I’ve collected stuff my whole life, including RPGs — but although I bought my first gaming product, Avalon Hill’s Lords of Creation box set, at age ten, I didn’t have my first “I’m going to try to track down all of these” moment until I picked up FR 9: The Bloodstone Lands in high school. Ever since, going after segments of game lines, as well as entire game lines, in print, has been a part of how I approach collecting RPGs. Right now, I’m working on four lines: RuneQuest: Roleplaying in Glorantha, Dune: Adventures in the Imperium, Delta Green, and Ars Magica 5th Edition.
I’ve just spent three hours rearranging the RPG shelves on two floors of our place, partly to put more stuff I actually use, or want to use, on the less-cluttered upstairs shelves. In my office, shelves become thoroughly encrusted with joyous chaos: dice, action figures, tchotchkes, and all sorts of stuff. Extracting books from that chaos is an exercise in frustration.

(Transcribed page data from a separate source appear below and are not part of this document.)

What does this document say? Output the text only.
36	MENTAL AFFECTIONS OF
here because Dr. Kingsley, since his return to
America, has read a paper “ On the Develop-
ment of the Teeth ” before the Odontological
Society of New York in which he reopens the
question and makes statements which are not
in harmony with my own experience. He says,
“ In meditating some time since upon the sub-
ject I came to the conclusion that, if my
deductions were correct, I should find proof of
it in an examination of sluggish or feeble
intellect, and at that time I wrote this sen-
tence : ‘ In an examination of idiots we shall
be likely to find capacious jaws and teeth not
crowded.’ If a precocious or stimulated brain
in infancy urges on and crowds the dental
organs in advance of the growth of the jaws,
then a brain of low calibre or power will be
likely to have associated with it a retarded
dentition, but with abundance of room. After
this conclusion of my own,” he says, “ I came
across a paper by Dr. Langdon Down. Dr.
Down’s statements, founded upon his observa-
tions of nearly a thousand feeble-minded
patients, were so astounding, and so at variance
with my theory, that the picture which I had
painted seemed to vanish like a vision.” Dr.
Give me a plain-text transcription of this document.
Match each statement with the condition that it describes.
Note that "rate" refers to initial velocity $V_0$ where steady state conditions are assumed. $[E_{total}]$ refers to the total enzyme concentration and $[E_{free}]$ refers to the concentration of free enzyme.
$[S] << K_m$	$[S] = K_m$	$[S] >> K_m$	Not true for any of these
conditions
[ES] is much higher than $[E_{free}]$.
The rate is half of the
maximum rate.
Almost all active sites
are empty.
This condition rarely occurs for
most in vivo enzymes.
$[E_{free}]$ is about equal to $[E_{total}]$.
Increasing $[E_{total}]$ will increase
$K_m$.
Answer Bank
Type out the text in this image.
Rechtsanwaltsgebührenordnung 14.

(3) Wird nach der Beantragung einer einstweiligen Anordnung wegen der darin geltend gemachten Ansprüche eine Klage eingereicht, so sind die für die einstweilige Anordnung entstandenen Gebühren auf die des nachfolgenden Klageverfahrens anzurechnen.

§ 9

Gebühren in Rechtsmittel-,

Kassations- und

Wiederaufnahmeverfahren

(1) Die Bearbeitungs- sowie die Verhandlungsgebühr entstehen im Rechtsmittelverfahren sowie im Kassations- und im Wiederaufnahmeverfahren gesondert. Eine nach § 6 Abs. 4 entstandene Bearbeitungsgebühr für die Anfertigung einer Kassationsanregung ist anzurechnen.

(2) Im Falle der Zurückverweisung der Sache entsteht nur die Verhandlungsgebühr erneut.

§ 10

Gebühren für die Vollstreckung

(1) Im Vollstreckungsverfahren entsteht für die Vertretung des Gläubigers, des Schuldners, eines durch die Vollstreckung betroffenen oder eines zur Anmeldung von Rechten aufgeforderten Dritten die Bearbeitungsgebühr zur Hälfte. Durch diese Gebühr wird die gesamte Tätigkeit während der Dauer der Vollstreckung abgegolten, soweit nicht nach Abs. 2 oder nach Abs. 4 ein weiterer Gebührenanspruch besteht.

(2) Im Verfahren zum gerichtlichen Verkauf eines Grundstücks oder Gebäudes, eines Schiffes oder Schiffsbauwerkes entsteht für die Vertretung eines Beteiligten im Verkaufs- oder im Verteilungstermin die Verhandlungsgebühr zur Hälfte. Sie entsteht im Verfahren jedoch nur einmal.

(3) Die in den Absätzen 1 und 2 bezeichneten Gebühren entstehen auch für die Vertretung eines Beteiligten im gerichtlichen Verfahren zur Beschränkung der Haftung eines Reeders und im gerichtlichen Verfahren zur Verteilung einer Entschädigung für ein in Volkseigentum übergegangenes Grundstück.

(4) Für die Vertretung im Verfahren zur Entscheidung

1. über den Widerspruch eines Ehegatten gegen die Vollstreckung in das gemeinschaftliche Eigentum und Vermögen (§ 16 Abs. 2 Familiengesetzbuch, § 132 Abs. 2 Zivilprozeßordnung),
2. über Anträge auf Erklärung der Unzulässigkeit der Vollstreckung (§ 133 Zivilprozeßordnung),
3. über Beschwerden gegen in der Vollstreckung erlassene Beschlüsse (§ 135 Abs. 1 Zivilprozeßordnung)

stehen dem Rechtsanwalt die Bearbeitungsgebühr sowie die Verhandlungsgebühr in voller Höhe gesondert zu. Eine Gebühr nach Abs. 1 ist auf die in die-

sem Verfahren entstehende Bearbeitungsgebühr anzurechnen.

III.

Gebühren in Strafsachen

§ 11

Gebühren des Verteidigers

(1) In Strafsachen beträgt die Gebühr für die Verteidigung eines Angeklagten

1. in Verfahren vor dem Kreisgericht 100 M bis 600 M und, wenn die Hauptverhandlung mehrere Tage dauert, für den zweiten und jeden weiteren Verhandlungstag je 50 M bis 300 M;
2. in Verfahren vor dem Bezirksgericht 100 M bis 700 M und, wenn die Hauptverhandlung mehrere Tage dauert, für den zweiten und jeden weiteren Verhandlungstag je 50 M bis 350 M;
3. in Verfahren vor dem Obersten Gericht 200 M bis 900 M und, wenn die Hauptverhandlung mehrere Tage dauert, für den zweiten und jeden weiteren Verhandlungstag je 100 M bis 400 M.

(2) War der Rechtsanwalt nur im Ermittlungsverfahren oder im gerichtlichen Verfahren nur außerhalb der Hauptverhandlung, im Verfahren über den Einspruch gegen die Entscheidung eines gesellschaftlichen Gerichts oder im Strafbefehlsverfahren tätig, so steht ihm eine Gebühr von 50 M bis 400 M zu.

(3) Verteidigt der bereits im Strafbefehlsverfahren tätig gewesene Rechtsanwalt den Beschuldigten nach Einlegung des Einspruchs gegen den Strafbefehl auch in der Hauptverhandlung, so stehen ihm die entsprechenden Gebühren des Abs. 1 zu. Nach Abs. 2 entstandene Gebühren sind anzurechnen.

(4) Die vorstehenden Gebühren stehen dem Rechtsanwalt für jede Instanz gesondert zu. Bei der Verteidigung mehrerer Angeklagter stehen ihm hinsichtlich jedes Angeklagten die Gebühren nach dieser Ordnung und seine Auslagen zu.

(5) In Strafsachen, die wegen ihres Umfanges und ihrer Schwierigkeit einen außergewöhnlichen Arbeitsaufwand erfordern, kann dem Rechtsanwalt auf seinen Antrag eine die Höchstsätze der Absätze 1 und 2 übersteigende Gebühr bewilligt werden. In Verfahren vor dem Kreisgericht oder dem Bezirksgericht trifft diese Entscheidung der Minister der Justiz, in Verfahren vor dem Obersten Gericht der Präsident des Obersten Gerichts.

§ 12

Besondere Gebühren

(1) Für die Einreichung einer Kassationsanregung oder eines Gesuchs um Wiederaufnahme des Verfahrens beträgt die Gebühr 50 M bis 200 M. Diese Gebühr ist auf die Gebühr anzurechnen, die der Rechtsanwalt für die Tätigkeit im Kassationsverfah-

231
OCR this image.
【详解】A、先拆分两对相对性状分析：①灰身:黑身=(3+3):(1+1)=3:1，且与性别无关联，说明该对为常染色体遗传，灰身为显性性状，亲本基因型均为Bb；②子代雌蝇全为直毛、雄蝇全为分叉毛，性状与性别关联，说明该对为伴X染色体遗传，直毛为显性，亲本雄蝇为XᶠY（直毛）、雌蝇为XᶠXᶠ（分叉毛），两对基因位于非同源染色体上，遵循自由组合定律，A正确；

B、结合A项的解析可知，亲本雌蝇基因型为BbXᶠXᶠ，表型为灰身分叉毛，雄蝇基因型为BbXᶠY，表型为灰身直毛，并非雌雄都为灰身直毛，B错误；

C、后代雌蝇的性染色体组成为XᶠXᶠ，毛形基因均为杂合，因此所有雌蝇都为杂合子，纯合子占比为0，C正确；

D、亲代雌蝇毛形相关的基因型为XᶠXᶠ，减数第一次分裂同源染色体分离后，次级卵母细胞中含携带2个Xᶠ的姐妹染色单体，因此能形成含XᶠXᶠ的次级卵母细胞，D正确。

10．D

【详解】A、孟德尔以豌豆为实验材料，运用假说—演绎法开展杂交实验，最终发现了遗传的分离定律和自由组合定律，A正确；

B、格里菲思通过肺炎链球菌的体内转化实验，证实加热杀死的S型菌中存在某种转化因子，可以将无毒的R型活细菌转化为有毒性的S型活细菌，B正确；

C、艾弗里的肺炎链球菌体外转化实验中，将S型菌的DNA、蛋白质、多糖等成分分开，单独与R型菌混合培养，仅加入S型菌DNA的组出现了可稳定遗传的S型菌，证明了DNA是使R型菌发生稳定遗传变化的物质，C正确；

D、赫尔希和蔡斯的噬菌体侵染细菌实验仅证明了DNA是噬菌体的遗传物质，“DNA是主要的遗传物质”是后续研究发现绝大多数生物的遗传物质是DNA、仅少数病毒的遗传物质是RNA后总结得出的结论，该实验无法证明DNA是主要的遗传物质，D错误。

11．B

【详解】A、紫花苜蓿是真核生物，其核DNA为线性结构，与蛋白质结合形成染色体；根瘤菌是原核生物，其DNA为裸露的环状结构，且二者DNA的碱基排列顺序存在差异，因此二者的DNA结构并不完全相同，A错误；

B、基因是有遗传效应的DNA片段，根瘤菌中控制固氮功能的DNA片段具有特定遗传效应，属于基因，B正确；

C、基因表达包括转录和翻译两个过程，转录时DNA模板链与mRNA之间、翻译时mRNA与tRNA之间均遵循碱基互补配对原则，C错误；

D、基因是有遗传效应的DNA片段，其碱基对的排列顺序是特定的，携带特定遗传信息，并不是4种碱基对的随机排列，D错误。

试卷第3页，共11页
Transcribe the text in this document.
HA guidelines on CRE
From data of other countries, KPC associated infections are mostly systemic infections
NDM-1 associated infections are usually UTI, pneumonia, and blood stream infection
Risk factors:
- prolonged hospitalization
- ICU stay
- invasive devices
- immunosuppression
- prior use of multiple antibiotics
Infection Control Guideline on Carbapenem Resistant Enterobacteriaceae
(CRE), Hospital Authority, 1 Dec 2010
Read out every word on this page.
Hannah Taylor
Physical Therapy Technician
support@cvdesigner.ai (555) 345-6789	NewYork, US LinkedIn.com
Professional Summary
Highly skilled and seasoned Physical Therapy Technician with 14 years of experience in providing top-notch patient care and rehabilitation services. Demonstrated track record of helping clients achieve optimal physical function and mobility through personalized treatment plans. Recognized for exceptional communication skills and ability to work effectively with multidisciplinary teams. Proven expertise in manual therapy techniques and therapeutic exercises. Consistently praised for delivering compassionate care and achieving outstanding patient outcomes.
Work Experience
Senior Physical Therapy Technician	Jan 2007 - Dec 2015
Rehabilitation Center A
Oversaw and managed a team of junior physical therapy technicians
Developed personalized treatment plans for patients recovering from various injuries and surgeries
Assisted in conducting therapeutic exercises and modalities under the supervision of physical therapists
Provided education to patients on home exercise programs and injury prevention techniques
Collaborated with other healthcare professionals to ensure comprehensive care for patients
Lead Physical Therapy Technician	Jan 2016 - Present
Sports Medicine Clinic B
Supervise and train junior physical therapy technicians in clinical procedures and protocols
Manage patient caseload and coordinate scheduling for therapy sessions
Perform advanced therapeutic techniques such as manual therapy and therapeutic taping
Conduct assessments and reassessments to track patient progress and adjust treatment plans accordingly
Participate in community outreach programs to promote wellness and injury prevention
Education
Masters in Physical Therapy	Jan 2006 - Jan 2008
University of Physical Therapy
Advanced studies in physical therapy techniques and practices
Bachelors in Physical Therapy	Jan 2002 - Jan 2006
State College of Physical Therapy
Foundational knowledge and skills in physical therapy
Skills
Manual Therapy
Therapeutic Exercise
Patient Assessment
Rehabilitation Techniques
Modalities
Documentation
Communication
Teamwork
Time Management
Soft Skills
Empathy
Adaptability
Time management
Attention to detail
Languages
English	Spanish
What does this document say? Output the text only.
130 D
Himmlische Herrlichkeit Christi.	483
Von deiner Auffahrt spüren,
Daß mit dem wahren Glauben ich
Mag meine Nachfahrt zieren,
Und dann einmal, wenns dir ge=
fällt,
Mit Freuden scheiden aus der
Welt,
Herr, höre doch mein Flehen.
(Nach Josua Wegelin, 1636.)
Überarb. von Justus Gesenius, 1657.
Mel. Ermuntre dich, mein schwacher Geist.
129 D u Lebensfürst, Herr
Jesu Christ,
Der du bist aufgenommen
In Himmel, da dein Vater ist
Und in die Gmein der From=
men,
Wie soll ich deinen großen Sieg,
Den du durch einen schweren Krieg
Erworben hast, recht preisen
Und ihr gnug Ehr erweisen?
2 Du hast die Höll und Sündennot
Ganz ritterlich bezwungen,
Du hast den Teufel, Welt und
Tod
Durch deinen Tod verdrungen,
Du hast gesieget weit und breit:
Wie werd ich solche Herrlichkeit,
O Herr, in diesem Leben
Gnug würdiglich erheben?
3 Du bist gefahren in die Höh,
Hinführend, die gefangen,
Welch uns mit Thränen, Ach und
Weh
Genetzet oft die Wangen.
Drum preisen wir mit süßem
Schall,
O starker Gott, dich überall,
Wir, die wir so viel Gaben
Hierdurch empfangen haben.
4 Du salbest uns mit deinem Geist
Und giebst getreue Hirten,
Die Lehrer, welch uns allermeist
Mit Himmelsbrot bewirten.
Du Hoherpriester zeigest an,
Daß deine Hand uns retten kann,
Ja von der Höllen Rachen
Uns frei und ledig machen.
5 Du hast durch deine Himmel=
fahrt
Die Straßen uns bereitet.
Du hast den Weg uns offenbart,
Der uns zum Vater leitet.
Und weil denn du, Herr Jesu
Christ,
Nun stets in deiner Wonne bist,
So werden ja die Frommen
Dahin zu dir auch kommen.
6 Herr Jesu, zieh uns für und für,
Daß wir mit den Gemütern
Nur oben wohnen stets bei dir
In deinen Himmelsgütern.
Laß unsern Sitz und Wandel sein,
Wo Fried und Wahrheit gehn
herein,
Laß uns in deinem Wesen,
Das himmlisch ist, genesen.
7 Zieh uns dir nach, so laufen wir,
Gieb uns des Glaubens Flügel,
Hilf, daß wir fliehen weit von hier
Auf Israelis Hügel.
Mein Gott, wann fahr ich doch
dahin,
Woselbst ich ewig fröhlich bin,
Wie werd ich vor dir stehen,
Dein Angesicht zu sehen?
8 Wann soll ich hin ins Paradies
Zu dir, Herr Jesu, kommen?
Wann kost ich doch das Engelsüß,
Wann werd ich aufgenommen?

But the main reason I did the full, tiring reorg (lots of hauling stacks of books up and down stairs!) was to clear shelf space for these ongoing collections. My PDF collection for each of these lines is comprehensive, or close to it, but for games I like enough to collect in full I want them in print, too. Even though my gaming library has transitioned away from print over the past decade, almost every game I run in person (and even some I run online) benefits from having print copies of the books to share at the table.
RuneQuest and Dune are straightforward: I’m caught up, and their release schedules are manageable. Delta Green is expanding slowly. I’m currently running a DG campaign, so I’ve been focused on buying books I actually need rather than trying to complete my collection. (Too many books all at once for a game I’m running sometimes overwhelms me, and the campaign is the usual casualty.)
And Ars Magica 5e stands at…one book out of forty-three, by my count. However long it takes, the journey will be enjoyable!